Big development plans
for city-owned golf course
By Christina Toth - Staff reporter
Abbotsford Times
posted on 05/13/2005

Townhouses may soon be scattered among the towering cedars along the edge of Ledgeview Golf and Country Club. The course itself may be redesigned and extended into the wooded slopes to the west and draw golfers from around the world.

A request for expressions of interest is going out this month to see if there are developers keen to update the city-owned mountainside golf course, said Jay Teichroeb, Abbotsford's economic development officer. The project would be set up as a public-private partnership, like Chilliwack's new ice rink or Kelowna's stadium.

"There may be a residential component, a commercial component, a new practising facility, a new driving range, a new clubhouse. The redevelopment would be creating a resort-like feel to it," Teichroeb said Wednesday. Expanded amenities would give local golfers a more challenging course and attract tourists as well, he said. Any redevelopment would have to be done without disrupting play on the links, he added.

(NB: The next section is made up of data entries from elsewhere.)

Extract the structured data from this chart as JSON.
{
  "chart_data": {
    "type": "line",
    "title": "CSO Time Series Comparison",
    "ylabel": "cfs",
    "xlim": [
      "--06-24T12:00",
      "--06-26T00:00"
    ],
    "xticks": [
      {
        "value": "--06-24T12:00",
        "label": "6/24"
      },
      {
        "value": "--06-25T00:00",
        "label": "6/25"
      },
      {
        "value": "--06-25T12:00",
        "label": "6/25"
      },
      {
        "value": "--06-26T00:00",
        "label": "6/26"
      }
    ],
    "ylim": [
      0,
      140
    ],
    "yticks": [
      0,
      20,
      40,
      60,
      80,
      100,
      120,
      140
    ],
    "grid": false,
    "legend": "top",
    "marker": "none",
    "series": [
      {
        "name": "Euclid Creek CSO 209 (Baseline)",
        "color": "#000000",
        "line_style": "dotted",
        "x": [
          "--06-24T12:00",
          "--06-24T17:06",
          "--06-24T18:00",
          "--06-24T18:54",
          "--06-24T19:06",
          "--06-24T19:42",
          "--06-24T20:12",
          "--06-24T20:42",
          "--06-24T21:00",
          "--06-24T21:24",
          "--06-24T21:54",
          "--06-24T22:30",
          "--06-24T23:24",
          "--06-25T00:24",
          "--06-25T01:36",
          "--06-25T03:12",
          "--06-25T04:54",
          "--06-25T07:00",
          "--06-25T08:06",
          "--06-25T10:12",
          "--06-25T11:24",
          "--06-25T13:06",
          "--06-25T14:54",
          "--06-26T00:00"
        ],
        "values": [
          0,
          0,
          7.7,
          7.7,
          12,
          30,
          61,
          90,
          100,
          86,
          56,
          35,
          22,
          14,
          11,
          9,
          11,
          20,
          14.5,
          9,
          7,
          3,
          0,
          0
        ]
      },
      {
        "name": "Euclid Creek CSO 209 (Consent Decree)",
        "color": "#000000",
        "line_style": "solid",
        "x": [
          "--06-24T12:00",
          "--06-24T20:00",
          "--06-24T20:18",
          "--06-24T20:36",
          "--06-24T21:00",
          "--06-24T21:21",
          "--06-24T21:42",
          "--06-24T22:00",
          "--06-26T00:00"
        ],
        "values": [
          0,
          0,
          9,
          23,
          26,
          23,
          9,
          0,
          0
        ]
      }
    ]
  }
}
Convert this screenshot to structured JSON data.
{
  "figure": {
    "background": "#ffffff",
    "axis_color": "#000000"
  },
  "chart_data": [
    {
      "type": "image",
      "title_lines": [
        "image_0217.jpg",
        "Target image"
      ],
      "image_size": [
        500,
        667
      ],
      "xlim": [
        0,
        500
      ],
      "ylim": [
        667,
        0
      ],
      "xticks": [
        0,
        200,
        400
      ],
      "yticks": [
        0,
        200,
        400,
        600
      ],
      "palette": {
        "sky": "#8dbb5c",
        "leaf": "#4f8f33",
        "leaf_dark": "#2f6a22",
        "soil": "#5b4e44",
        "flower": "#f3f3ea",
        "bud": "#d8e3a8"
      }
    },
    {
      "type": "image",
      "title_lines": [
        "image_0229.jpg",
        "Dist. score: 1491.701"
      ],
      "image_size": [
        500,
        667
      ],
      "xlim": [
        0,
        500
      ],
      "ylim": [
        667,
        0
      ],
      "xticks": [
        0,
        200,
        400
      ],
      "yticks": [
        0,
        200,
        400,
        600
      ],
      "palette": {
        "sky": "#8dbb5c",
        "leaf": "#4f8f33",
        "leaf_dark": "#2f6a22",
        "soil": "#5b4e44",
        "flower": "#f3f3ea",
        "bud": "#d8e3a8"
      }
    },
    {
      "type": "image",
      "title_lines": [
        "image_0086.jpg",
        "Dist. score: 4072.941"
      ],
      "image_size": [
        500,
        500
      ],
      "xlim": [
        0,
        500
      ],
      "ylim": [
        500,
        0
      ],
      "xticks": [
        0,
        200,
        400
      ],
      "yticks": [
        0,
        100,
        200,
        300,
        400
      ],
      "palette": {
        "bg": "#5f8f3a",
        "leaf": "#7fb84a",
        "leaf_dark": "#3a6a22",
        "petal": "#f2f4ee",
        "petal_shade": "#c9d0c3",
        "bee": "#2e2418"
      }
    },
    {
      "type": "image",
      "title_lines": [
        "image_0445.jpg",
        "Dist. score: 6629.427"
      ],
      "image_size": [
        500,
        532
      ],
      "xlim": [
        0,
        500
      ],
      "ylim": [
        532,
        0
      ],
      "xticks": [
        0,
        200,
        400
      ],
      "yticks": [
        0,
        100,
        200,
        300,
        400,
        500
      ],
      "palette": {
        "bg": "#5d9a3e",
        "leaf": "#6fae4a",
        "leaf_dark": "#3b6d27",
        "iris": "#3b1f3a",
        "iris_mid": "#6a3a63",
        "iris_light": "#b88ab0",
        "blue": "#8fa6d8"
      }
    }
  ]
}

Townhouses could be built on the perimeter of a refurbished course, but how many units would be left to the marketplace to decide, said Teichroeb.

The city also has close to 45 acres on parkland adjacent to the club's 139 acres on the west side that could be developed as part of a new course.

"At least five holes of the present course would be redeveloped," he said.

John Hambley, president of Ledgeview's board of directors, said plans are still in an "early brainstorming" stage, although the club has been looking at ways to improve for some time.

"As the community grows, the demand for golfing grows, and the question is how to meet that need," he said Thursday.

The golf course first opened in the early 1960s and had its clubhouse upgraded in the 1980s.